Thanks for your timely reply. As we have already addressed in our rebuttal, data-free federated distillation is a well-recognized and active research topic, specifically designed to tackle the challenge of acquiring suitable distillation data. Regarding the privacy concerns, the related methods we cited [2][3][4] all provide corresponding solutions—for instance, by introducing differential privacy mechanisms, employing more secure generative models, or performing distillation solely on feature-level representations instead of raw data. This is indeed a well-known and classic problem, which other reviewers have also raised. However, they ultimately considered the approach and our explanation reasonable and acceptable.
We hope you can reconsider our score based on the reviewers' responses. Please feel free to reach out to us if you have any further questions. Your recognition and positive adjustment mean a great deal to us.
Thank you for your valuable suggestions and professional review.
Best wishes,
This paper proposes a feature-based ensemble federated knowledge distillation paradigm to compensate for the knowledge bias arising from heterogeneous models in federated learning. The main technique include introducing orthogonal projection technique to re-parameterize the projection layer to mitigate the knowledge bias issue. Overall, the propose technique is solid and proved to be effective via numerous experiments.

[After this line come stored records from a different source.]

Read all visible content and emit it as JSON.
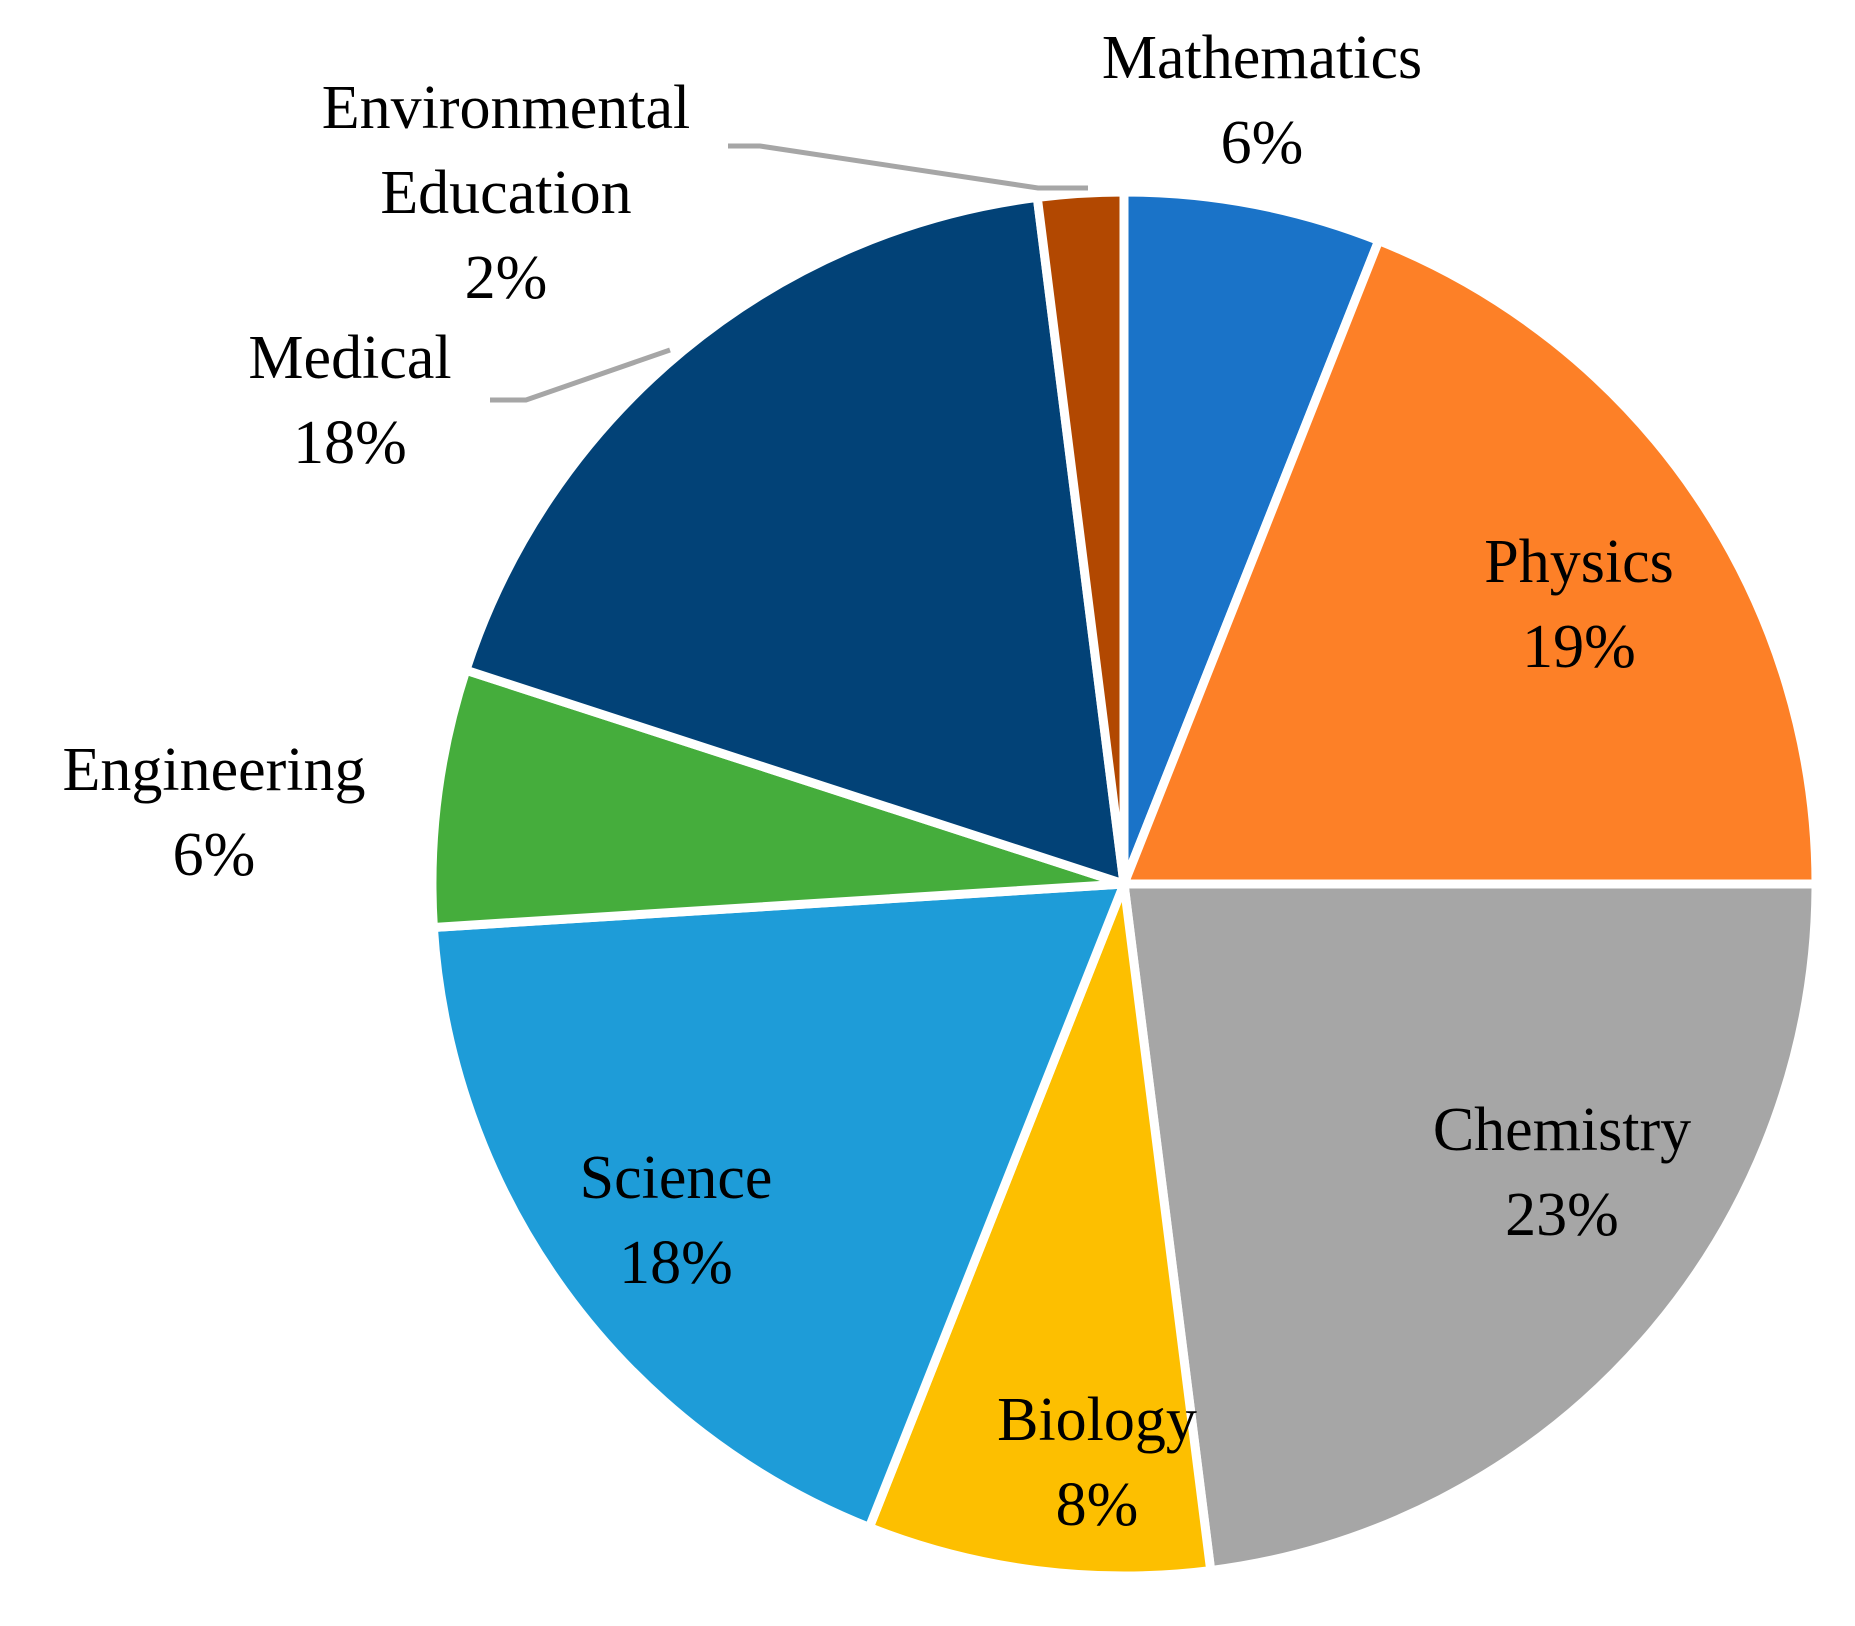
{
  "chart_data": {
    "type": "pie",
    "title": "",
    "start": "top",
    "direction": "clockwise",
    "slices": [
      {
        "label": "Mathematics",
        "value": 6,
        "pct_label": "6%",
        "color": "#1a73c8"
      },
      {
        "label": "Physics",
        "value": 19,
        "pct_label": "19%",
        "color": "#fd8027"
      },
      {
        "label": "Chemistry",
        "value": 23,
        "pct_label": "23%",
        "color": "#a6a6a6"
      },
      {
        "label": "Biology",
        "value": 8,
        "pct_label": "8%",
        "color": "#fdbf00"
      },
      {
        "label": "Science",
        "value": 18,
        "pct_label": "18%",
        "color": "#1e9cd8"
      },
      {
        "label": "Engineering",
        "value": 6,
        "pct_label": "6%",
        "color": "#45ad3c"
      },
      {
        "label": "Medical",
        "value": 18,
        "pct_label": "18%",
        "color": "#024277"
      },
      {
        "label": "Environmental Education",
        "value": 2,
        "pct_label": "2%",
        "color": "#b24801"
      }
    ],
    "leader_line_color": "#a6a6a6",
    "slice_border_color": "#ffffff"
  }
}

The reviewers raised a number of questions regarding motivation, experimental design and results, lacking of theoretical analysis, and practical deployment of the method. The authors address most concerns by providing more clarifications and experimental results in the rebuttal, which most reviewers are satisfied with. There are a few concerns remained after the rebuttal, including the reasonability of using high-quality public data for training and the lack of adopting data-free methods to avoid the use of public data. While I agree these issues constitute the weakness of the paper, they are also partially resolved in the rebuttal. Two strong-supported reviewers think using public data is widely adopted and should not constitute the main weakness of the paper. Also, I believe the authors have also included supplementary validation experiments in the rebuttal to demonstrate applicability of integrating the method with existing data-free techniques, which somehow addresses the lack of adopting data-free methods issue.
Overall, this paper receives 2 strong supports and 2 borderline reviews. Given the solid method and experimental results, I propose accept of the paper, but request the authors to incorporate the additional clarifications and experimental results in the rebuttal to the final revision.